Well-being in Hong Kong aims to provide a space for learning and thinking about ways that we can nurture healthier, happier communities.
While there is no fixed definition for well-being, the general consensus is that it is more than just the absence of illness and negative emotions, but is the presence of positive emotions, a sense of fulfilment and the capacity for functioning well. Well-being has been described by modern psychologists as a “dynamic concept that includes subjective, social, and psychological dimensions.”

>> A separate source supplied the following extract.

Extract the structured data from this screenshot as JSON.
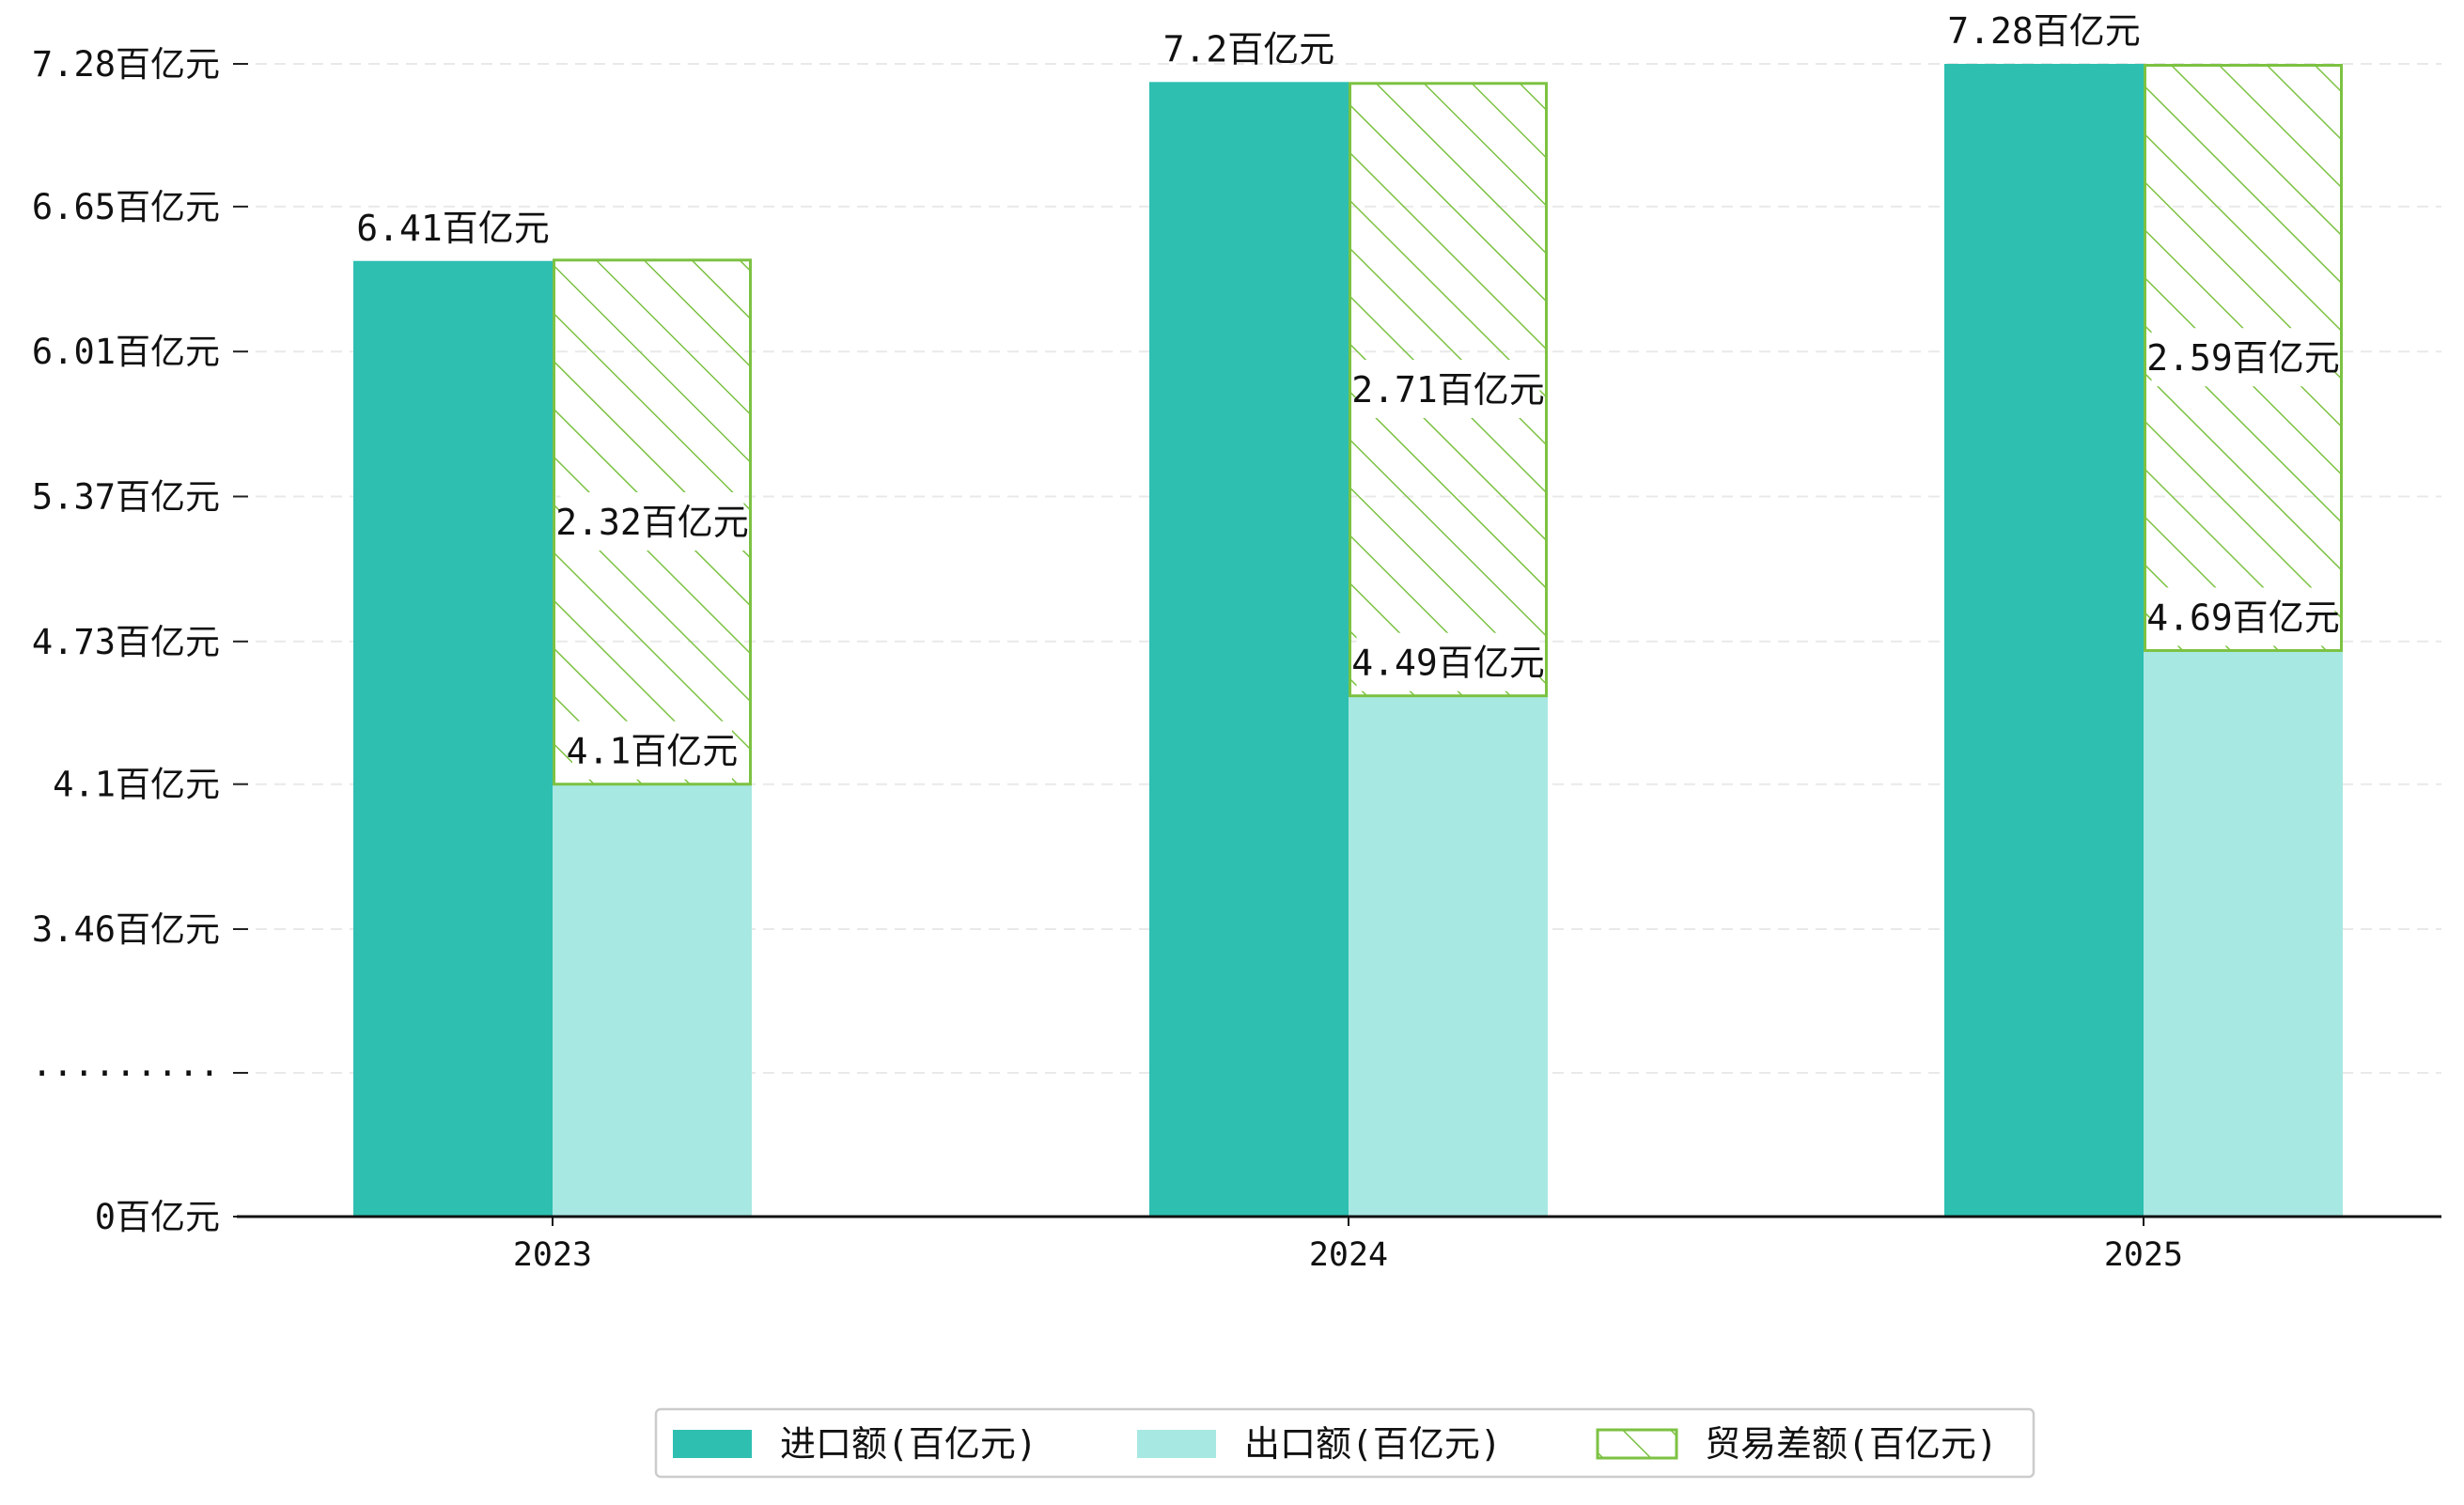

Accounts of well-being date back thousands of years, both in the East from the likes of the Buddha and Confucius, and also in the Western traditions of Aristotle and Ancient Greece. Today, researchers around the world are working to extend these concepts and establish standards that can interpret and facilitate personal and societal wellbeing. Far from being merely academic or psychological, current approaches to well-being encompass concern for relationships, economics, education, health, welfare, and, of course, politics.

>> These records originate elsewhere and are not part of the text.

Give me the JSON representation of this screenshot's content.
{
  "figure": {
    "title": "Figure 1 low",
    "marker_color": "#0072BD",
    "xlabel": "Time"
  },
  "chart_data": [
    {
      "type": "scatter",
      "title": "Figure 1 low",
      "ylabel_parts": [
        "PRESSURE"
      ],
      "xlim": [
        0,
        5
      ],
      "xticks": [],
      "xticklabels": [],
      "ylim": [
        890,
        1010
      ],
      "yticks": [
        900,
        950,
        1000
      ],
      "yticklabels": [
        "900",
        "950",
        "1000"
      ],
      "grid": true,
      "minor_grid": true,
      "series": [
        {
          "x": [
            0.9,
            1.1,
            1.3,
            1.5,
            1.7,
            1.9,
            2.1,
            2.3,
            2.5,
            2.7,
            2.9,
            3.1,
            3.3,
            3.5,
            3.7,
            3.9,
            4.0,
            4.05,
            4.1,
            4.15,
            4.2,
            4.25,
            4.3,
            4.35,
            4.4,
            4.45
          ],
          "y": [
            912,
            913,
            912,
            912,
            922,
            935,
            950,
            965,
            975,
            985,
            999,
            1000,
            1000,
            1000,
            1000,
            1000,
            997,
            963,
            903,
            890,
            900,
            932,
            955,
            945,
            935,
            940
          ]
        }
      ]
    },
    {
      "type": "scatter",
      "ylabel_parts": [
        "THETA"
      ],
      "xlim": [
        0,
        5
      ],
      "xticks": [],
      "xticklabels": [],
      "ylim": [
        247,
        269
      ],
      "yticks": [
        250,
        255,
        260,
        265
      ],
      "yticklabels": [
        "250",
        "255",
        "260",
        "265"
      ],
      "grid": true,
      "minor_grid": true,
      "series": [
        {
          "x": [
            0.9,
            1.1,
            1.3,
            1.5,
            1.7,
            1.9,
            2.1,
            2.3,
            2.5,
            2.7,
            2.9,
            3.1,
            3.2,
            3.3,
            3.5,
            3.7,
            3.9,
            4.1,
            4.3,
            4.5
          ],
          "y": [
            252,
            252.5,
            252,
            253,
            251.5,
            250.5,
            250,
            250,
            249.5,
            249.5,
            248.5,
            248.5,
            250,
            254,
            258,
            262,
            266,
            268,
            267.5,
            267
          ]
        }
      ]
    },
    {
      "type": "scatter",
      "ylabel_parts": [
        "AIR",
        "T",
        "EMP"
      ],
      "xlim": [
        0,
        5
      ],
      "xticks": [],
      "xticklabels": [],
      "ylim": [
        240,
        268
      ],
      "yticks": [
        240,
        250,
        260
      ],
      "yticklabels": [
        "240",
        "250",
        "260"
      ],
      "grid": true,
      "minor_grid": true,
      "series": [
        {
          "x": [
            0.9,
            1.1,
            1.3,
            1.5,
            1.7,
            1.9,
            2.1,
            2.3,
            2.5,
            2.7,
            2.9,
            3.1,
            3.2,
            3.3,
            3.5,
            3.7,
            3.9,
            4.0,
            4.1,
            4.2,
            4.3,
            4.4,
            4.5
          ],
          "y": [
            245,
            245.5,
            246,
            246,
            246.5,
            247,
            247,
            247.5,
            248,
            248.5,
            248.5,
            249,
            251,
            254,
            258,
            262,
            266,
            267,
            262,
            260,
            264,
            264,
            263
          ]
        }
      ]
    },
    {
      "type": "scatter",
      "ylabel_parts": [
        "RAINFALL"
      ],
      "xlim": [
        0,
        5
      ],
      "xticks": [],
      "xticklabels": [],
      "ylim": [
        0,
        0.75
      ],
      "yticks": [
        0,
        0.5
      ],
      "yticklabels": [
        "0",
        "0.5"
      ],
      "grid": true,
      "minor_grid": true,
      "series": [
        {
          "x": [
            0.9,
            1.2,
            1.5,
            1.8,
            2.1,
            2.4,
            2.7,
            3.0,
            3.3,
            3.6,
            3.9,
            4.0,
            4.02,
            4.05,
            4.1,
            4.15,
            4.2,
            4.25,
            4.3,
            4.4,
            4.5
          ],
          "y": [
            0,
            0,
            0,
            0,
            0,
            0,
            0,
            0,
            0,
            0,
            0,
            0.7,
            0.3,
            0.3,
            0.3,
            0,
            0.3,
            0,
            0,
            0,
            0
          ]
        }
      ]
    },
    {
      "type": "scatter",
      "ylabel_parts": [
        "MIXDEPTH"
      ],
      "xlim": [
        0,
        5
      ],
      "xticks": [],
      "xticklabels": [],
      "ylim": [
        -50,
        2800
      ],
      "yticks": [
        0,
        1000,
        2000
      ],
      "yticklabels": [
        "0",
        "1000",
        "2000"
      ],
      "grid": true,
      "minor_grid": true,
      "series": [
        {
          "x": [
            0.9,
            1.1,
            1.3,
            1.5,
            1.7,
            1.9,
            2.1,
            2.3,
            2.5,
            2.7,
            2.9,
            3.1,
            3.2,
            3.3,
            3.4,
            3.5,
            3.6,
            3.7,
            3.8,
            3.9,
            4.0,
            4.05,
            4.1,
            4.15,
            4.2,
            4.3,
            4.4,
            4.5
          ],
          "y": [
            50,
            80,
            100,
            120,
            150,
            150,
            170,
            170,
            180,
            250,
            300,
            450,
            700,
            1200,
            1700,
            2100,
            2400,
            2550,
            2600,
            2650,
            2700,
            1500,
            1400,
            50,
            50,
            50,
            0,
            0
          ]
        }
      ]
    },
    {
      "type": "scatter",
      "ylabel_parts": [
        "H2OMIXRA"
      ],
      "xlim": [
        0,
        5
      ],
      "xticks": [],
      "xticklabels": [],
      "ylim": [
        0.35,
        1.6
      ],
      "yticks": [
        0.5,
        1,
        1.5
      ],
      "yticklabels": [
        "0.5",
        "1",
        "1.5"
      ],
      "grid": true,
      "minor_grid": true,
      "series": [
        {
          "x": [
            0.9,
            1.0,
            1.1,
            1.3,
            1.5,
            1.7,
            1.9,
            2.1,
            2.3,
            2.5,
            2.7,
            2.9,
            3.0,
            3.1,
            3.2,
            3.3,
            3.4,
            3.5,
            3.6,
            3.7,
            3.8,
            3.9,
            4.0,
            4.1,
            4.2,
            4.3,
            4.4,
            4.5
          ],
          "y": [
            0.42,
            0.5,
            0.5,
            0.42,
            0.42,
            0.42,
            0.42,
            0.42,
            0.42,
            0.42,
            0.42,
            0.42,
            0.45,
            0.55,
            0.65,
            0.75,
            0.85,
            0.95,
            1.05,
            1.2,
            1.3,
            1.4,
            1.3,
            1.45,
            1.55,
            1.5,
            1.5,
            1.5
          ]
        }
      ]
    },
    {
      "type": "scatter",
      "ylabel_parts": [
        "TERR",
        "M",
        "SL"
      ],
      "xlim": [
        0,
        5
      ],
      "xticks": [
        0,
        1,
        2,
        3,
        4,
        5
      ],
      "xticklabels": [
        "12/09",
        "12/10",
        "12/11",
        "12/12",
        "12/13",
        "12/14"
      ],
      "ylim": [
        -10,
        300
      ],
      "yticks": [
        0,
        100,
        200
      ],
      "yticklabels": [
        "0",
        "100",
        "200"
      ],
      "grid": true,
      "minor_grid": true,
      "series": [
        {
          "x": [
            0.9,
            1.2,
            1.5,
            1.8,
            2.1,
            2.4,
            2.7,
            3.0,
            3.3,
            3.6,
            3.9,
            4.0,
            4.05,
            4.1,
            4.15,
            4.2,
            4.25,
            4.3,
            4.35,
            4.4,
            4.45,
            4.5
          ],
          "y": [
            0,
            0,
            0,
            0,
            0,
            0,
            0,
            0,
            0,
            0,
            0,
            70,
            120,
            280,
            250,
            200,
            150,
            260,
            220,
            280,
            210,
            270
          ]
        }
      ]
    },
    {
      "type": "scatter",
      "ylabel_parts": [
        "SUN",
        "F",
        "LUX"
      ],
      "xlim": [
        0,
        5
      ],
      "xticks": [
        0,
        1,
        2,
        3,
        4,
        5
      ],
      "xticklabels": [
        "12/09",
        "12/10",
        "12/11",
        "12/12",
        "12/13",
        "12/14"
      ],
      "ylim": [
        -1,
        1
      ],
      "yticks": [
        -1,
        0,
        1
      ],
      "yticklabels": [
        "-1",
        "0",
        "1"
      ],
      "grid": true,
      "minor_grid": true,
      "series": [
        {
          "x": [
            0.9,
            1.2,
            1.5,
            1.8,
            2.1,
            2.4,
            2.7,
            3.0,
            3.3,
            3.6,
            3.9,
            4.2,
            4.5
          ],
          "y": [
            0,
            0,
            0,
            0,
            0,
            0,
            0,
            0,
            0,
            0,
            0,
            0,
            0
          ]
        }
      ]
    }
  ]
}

Well-being has increasingly been a subject of discussion in political and economic circles, with the World Health Organisation suggesting that collective well-being ought to be used as an indicator for social and national progress. In 2013, the UN introduced the first International Day of Happiness to recognise international efforts to govern in a way that supports healthier, happier citizens.
About this website
This website has been launched by the Centre for Suicide Research and Prevention (CSRP) at Hong Kong University, with the aim of drawing attention to relevant academic literature on wellbeing in Hong Kong and internationally, and encouraging debate and discussion about how best the conditions for wellbeing can be realised.
In addition to being a hub for general information about well-being, a key aim is to encourage knowledge exchange between academics, policymakers, interested parties and members of the wider public through guest articles and commentary.

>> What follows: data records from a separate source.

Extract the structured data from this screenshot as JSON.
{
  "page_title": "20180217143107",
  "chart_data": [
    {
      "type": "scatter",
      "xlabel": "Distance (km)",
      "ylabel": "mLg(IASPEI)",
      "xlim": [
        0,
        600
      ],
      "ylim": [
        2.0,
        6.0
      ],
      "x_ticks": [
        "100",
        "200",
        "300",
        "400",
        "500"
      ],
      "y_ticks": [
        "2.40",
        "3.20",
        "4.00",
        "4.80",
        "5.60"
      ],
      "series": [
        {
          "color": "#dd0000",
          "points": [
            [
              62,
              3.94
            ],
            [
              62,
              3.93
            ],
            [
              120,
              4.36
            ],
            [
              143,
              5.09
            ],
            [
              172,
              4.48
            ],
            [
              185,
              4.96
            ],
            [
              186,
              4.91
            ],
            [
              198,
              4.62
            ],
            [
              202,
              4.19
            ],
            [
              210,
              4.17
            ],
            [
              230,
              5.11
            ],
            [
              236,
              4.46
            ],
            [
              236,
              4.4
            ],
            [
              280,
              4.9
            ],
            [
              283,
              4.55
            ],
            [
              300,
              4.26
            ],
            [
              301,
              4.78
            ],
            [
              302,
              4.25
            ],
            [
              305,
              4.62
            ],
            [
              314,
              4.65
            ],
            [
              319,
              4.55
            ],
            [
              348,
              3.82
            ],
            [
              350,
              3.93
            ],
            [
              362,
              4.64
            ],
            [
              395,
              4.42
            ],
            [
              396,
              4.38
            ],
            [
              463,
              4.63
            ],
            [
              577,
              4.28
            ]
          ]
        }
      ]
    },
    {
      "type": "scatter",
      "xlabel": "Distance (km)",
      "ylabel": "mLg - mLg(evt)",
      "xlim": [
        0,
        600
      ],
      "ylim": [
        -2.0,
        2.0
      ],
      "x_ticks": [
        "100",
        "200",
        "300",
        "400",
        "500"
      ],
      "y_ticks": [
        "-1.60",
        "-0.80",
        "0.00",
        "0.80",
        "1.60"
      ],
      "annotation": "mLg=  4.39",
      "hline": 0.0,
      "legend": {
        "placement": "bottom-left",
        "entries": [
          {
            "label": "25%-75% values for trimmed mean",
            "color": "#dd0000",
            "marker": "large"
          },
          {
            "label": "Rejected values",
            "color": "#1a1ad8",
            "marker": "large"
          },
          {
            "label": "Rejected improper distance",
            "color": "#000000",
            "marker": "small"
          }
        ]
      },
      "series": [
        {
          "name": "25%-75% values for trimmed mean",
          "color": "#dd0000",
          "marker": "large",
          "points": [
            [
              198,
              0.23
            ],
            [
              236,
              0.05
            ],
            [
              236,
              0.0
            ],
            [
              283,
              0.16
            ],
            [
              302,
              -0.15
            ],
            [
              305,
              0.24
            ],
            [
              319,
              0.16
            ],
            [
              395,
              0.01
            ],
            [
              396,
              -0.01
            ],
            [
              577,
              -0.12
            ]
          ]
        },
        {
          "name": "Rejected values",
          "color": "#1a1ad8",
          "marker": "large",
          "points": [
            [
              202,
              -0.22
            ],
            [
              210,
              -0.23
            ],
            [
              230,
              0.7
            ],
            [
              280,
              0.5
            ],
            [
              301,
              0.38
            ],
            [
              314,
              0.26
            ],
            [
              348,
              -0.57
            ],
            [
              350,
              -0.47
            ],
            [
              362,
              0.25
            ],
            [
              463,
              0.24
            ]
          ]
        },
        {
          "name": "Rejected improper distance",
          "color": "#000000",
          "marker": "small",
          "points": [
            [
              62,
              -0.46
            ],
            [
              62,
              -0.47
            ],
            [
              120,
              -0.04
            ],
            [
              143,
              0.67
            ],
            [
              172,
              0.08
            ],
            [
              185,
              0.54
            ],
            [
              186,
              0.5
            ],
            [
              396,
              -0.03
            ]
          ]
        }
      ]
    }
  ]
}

Those wanting to learn more about ways of promoting well-being in their own lives and the lives of those around them can visit our Ways to Wellbeing section, or contribute to the Journey of Mind. If policy and advocacy is more of interest, professional research and opinion can be found in the Articles section.
The Centre for Suicide Research and Prevention, based at the University of Hong Kong, is one of Asia’s leading suicide research centres. The Centre produces research and guidance involving social determinants of well-being, including poverty, education and population issues, in addition to other areas of mental health and suicide prevention.